Two jays are busy down by the canal, near an oak tree at the end of the old mineral railway. One has an acorn in its beak and is apparently looking for somewhere suitable to bury it.
As the cloud passes, the returning sun illuminates details like
the green tightly furled catkin buds on a hazel (right) by
the track. It's been so gloomy for days and seeing the colour and detail, not
to mention the promise of spring in those incipient catkins, is a kind of revelation.
We've
been enjoying the light and the landscape; we've come out for a break, not
to study natural history, but I notice a web that at first I think is dotted
with
trapped midges. On closer examination I see
that
they're
small
brown spiders. The web extends along the top wire of the barbed
wire fence. Each spiky knot on the barbed wire serves as a miniature tent with
silky corridors linking them along the wire.
The silky shroud takes in the tops of the supporting posts and the seed-heads of an umbellifer. The web is sheet-like rather than lacy. It extends along the fence for about 60 yards.

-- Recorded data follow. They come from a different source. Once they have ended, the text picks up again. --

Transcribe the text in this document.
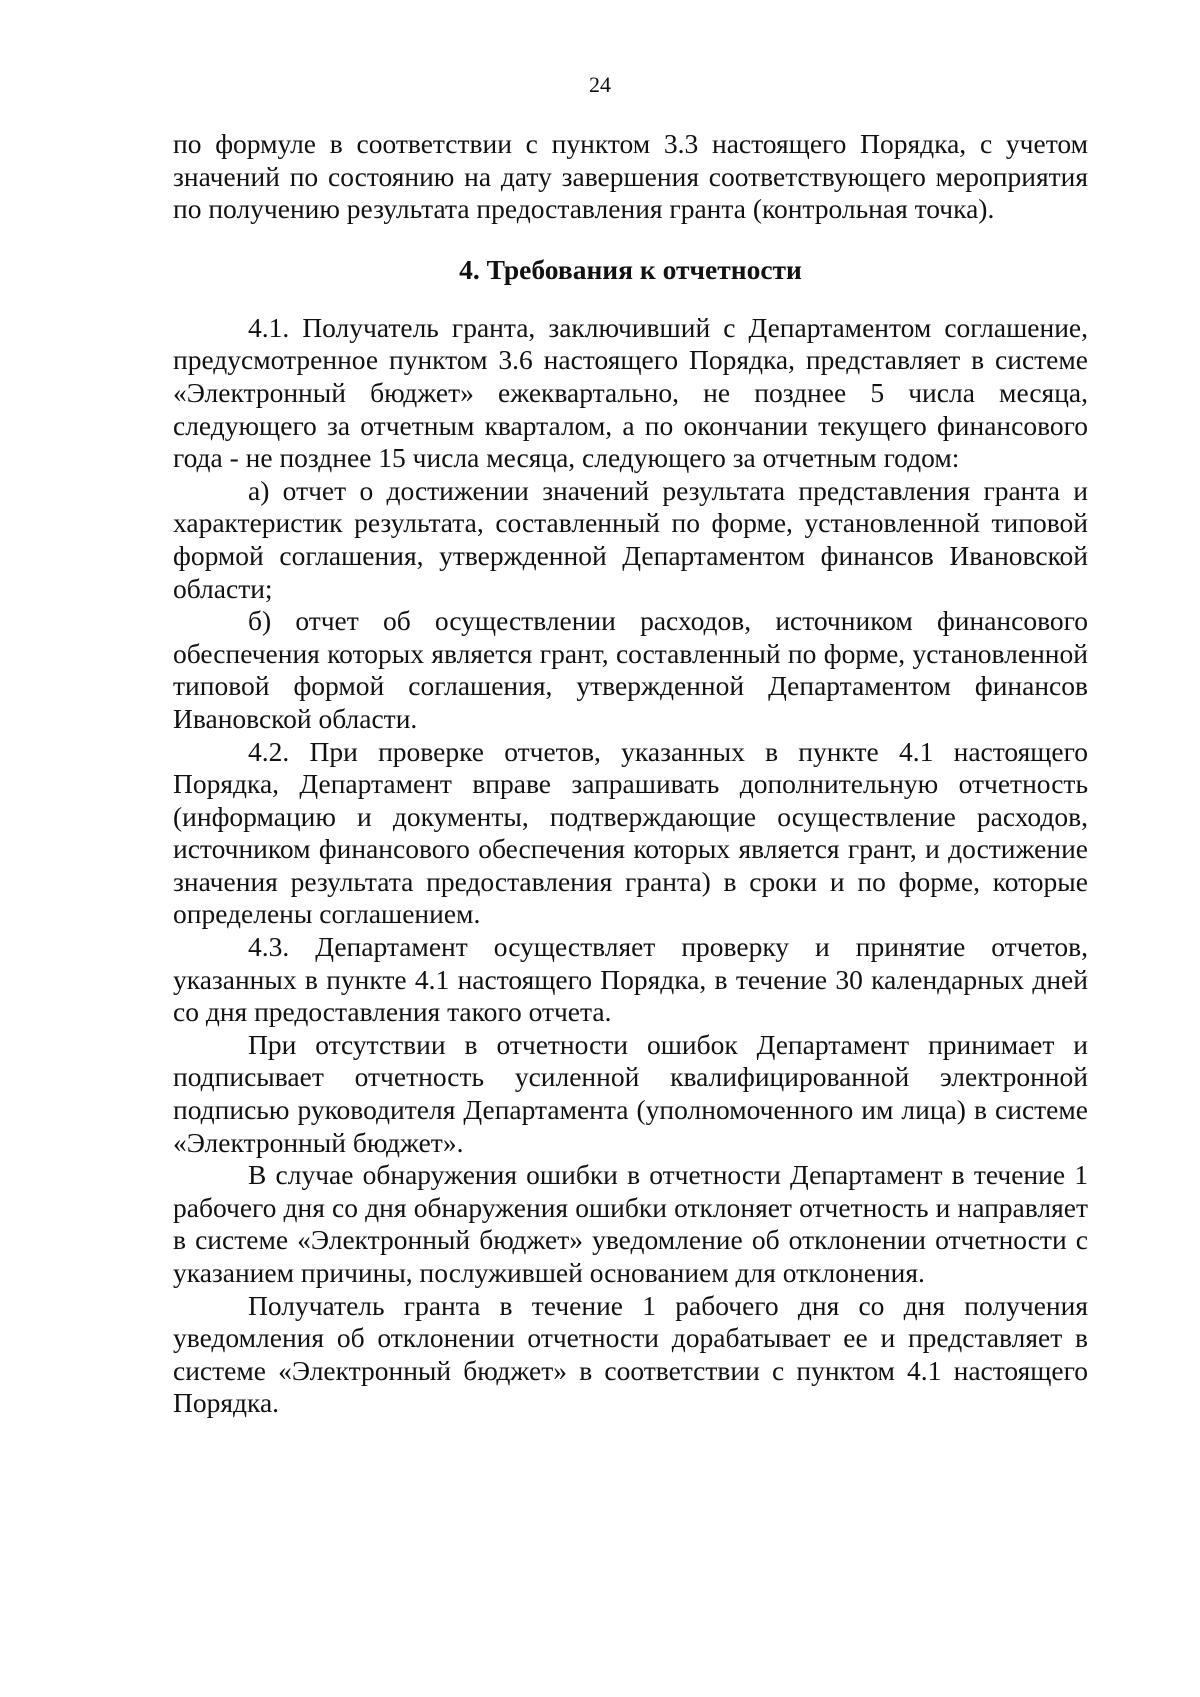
24

по формуле в соответствии с пунктом 3.3 настоящего Порядка, с учетом значений по состоянию на дату завершения соответствующего мероприятия по получению результата предоставления гранта (контрольная точка).

4. Требования к отчетности

4.1. Получатель гранта, заключивший с Департаментом соглашение, предусмотренное пунктом 3.6 настоящего Порядка, представляет в системе «Электронный бюджет» ежеквартально, не позднее 5 числа месяца, следующего за отчетным кварталом, а по окончании текущего финансового года - не позднее 15 числа месяца, следующего за отчетным годом:

а) отчет о достижении значений результата представления гранта и характеристик результата, составленный по форме, установленной типовой формой соглашения, утвержденной Департаментом финансов Ивановской области;

б) отчет об осуществлении расходов, источником финансового обеспечения которых является грант, составленный по форме, установленной типовой формой соглашения, утвержденной Департаментом финансов Ивановской области.

4.2. При проверке отчетов, указанных в пункте 4.1 настоящего Порядка, Департамент вправе запрашивать дополнительную отчетность (информацию и документы, подтверждающие осуществление расходов, источником финансового обеспечения которых является грант, и достижение значения результата предоставления гранта) в сроки и по форме, которые определены соглашением.

4.3. Департамент осуществляет проверку и принятие отчетов, указанных в пункте 4.1 настоящего Порядка, в течение 30 календарных дней со дня предоставления такого отчета.

При отсутствии в отчетности ошибок Департамент принимает и подписывает отчетность усиленной квалифицированной электронной подписью руководителя Департамента (уполномоченного им лица) в системе «Электронный бюджет».

В случае обнаружения ошибки в отчетности Департамент в течение 1 рабочего дня со дня обнаружения ошибки отклоняет отчетность и направляет в системе «Электронный бюджет» уведомление об отклонении отчетности с указанием причины, послужившей основанием для отклонения.

Получатель гранта в течение 1 рабочего дня со дня получения уведомления об отклонении отчетности дорабатывает ее и представляет в системе «Электронный бюджет» в соответствии с пунктом 4.1 настоящего Порядка.
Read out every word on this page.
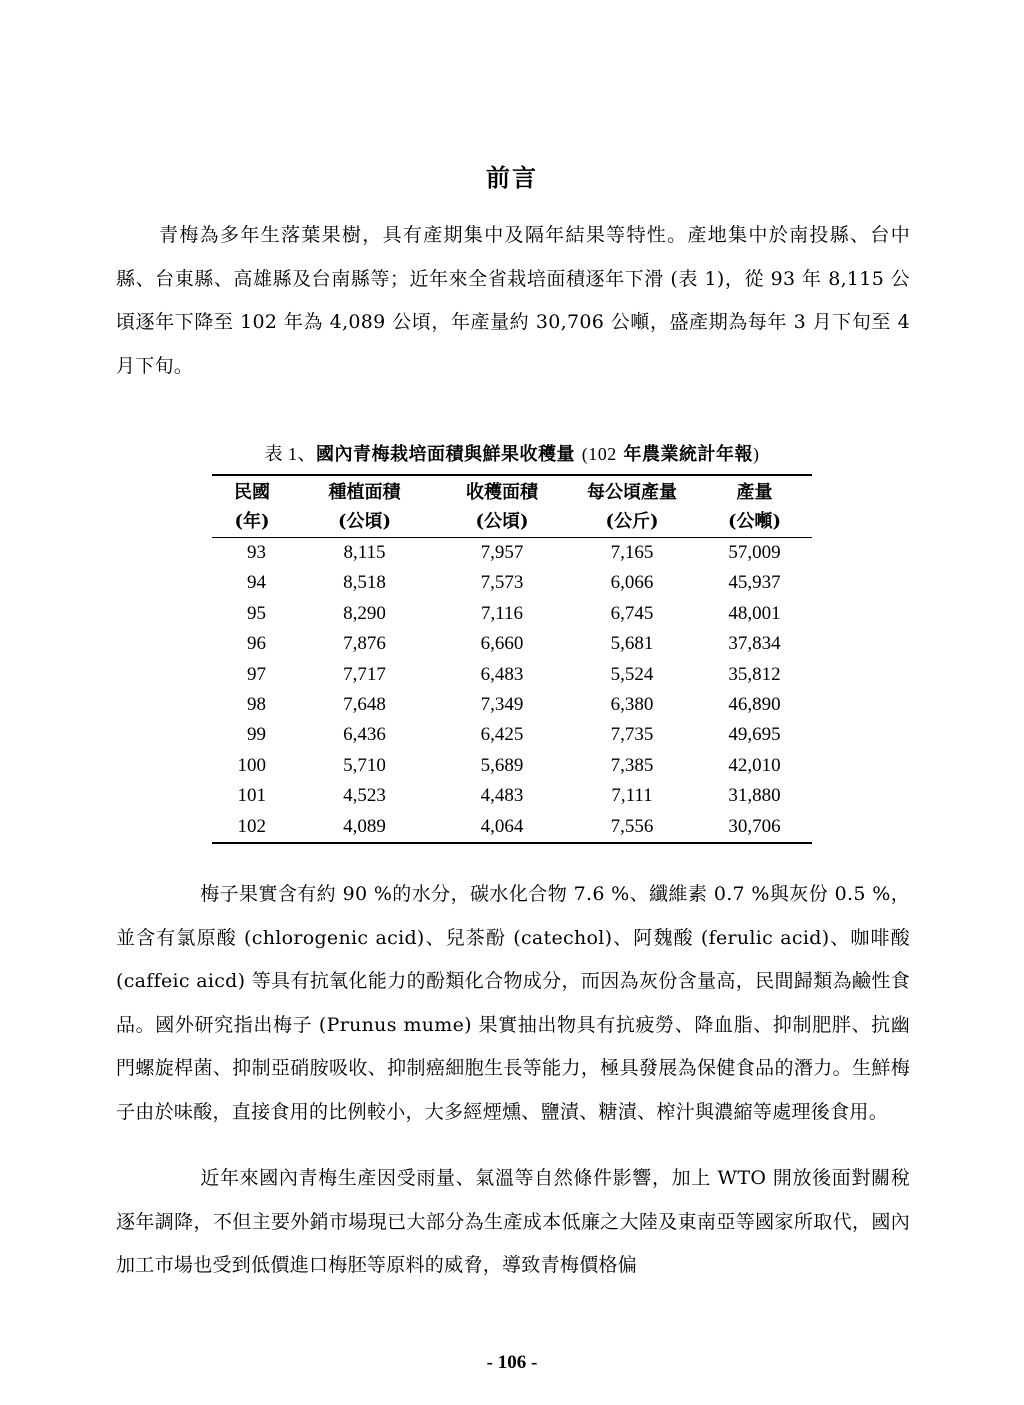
前言

青梅為多年生落葉果樹，具有產期集中及隔年結果等特性。產地集中於南投縣、台中縣、台東縣、高雄縣及台南縣等；近年來全省栽培面積逐年下滑 (表 1)，從 93 年 8,115 公頃逐年下降至 102 年為 4,089 公頃，年產量約 30,706 公噸，盛產期為每年 3 月下旬至 4 月下旬。

表 1、國內青梅栽培面積與鮮果收穫量 (102 年農業統計年報)
民國	種植面積	收穫面積	每公頃產量	產量
(年)	(公頃)	(公頃)	(公斤)	(公噸)
93	8,115	7,957	7,165	57,009
94	8,518	7,573	6,066	45,937
95	8,290	7,116	6,745	48,001
96	7,876	6,660	5,681	37,834
97	7,717	6,483	5,524	35,812
98	7,648	7,349	6,380	46,890
99	6,436	6,425	7,735	49,695
100	5,710	5,689	7,385	42,010
101	4,523	4,483	7,111	31,880
102	4,089	4,064	7,556	30,706

梅子果實含有約 90 %的水分，碳水化合物 7.6 %、纖維素 0.7 %與灰份 0.5 %，並含有氯原酸 (chlorogenic acid)、兒茶酚 (catechol)、阿魏酸 (ferulic acid)、咖啡酸 (caffeic aicd) 等具有抗氧化能力的酚類化合物成分，而因為灰份含量高，民間歸類為鹼性食品。國外研究指出梅子 (Prunus mume) 果實抽出物具有抗疲勞、降血脂、抑制肥胖、抗幽門螺旋桿菌、抑制亞硝胺吸收、抑制癌細胞生長等能力，極具發展為保健食品的潛力。生鮮梅子由於味酸，直接食用的比例較小，大多經煙燻、鹽漬、糖漬、榨汁與濃縮等處理後食用。

近年來國內青梅生產因受雨量、氣溫等自然條件影響，加上 WTO 開放後面對關稅逐年調降，不但主要外銷市場現已大部分為生產成本低廉之大陸及東南亞等國家所取代，國內加工市場也受到低價進口梅胚等原料的威脅，導致青梅價格偏

- 106 -
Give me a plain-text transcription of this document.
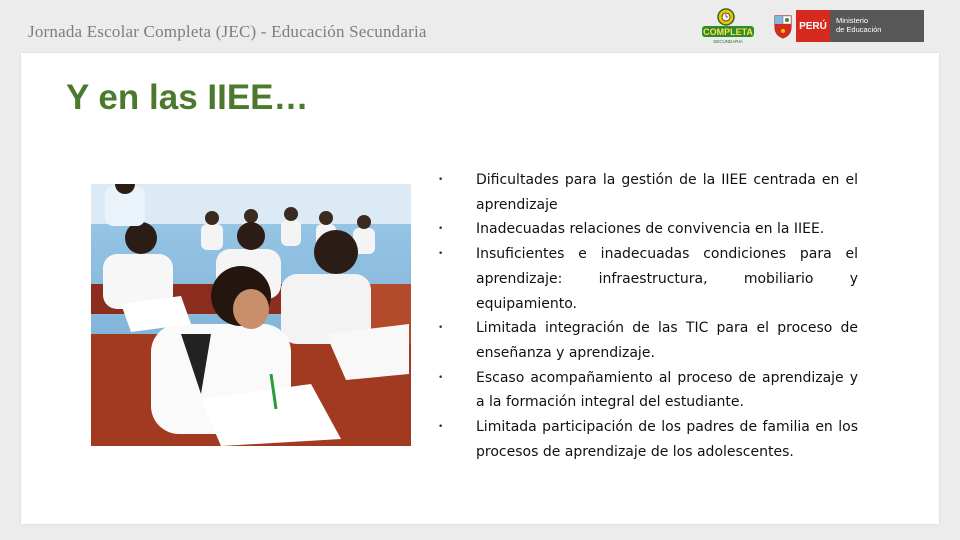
Jornada Escolar Completa (JEC) - Educación Secundaria	COMPLETA
SECUNDARIA
PERÚ	Ministerio
de Educación
Y en las IIEE…
• Dificultades para la gestión de la IIEE centrada en el aprendizaje
• Inadecuadas relaciones de convivencia en la IIEE.
• Insuficientes e inadecuadas condiciones para el aprendizaje: infraestructura, mobiliario y equipamiento.
• Limitada integración de las TIC para el proceso de enseñanza y aprendizaje.
• Escaso acompañamiento al proceso de aprendizaje y a la formación integral del estudiante.
• Limitada participación de los padres de familia en los procesos de aprendizaje de los adolescentes.
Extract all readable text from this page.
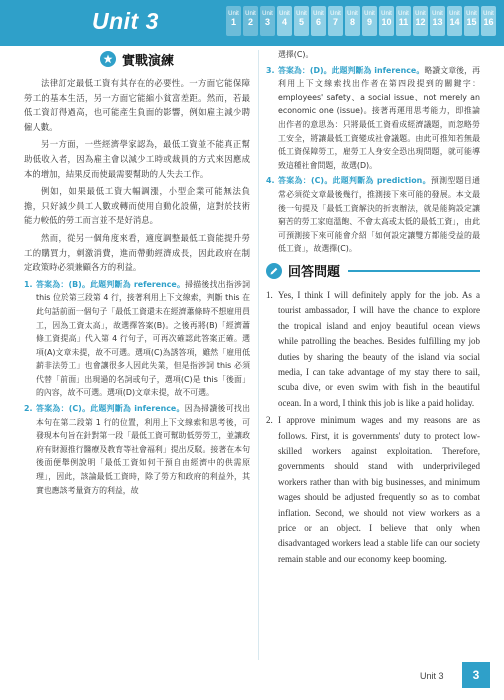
Unit 3	Unit
1
Unit
2
Unit
3
Unit
4
Unit
5
Unit
6
Unit
7
Unit
8
Unit
9
Unit
10
Unit
11
Unit
12
Unit
13
Unit
14
Unit
15
Unit
16
實戰演練

法律訂定最低工資有其存在的必要性。一方面它能保障勞工的基本生活，另一方面它能縮小貧富差距。然而，若最低工資訂得過高，也可能產生負面的影響，例如雇主減少聘僱人數。

另一方面，一些經濟學家認為，最低工資並不能真正幫助低收入者，因為雇主會以減少工時或裁員的方式來因應成本的增加，結果反而使最需要幫助的人失去工作。

例如，如果最低工資大幅調漲，小型企業可能無法負擔，只好減少員工人數或轉而使用自動化設備，這對於技術能力較低的勞工而言並不是好消息。

然而，從另一個角度來看，適度調整最低工資能提升勞工的購買力，刺激消費，進而帶動經濟成長，因此政府在制定政策時必須兼顧各方的利益。

1. 答案為：(B)。此題判斷為 reference。掃描後找出指涉詞 this 位於第三段第 4 行，接著利用上下文線索，判斷 this 在此句話前面一個句子「最低工資還未在經濟蕭條時不想雇用員工，因為工資太高」，故選擇答案(B)。之後再將(B)「經濟蕭條工資提高」代入第 4 行句子，可再次確認此答案正確。選項(A)文章未提，故不可選。選項(C)為誘答項，雖然「雇用低薪非法勞工」也會讓很多人因此失業，但是指涉詞 this 必須代替「前面」出現過的名詞或句子，選項(C)是 this「後面」的內容，故不可選。選項(D)文章未提，故不可選。
2. 答案為：(C)。此題判斷為 inference。因為掃讀後可找出本句在第二段第 1 行的位置，利用上下文線索和思考後，可發現本句旨在針對第一段「最低工資可幫助低勞勞工，並讓政府有財源推行醫療及教育等社會福利」提出反駁。接著在本句後面便舉例說明「最低工資如何干預自由經濟中的供需原理」，因此，該論最低工資時，除了勞方和政府的利益外，其實也應該考量資方的利益，故
選擇(C)。
3. 答案為：(D)。此題判斷為 inference。略讀文章後，再利用上下文線索找出作者在第四段提到的關鍵字：employees' safety、a social issue、not merely an economic one (issue)。接著再運用思考能力，即推論出作者的意思為：只將最低工資看成經濟議題，而忽略勞工安全，將讓最低工資變成社會議題。由此可推知若無最低工資保障勞工，雇勞工人身安全恐出現問題，就可能導致這種社會問題，故選(D)。
4. 答案為：(C)。此題判斷為 prediction。預測型題目通常必須從文章最後幾行，推測接下來可能的發展。本文最後一句提及「最低工資解決的折衷辦法，就是能夠設定讓窮苦的勞工家庭溫飽、不會太高或太低的最低工資」，由此可預測接下來可能會介紹「如何設定讓雙方都能受益的最低工資」，故選擇(C)。
回答問題
1. Yes, I think I will definitely apply for the job. As a tourist ambassador, I will have the chance to explore the tropical island and enjoy beautiful ocean views while patrolling the beaches. Besides fulfilling my job duties by sharing the beauty of the island via social media, I can take advantage of my stay there to sail, scuba dive, or even swim with fish in the beautiful ocean. In a word, I think this job is like a paid holiday.
2. I approve minimum wages and my reasons are as follows. First, it is governments' duty to protect low-skilled workers against exploitation. Therefore, governments should stand with underprivileged workers rather than with big businesses, and minimum wages should be adjusted frequently so as to combat inflation. Second, we should not view workers as a price or an object. I believe that only when disadvantaged workers lead a stable life can our society remain stable and our economy keep booming.
Unit 3	3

I don't think I've ever seen a continuous web as a long as this one.
I
drew from memory back home, using a Pilot Drawing Pen,
then added watercolour but it looks as if the 'water resistant' ink has run
slightly, at
the top of the cloud in my spiders' tent drawing (left), so I tested
the Pilot and the Staedtler Pigment liner (right).
They both seem waterproof, neither has run into the yellow wash.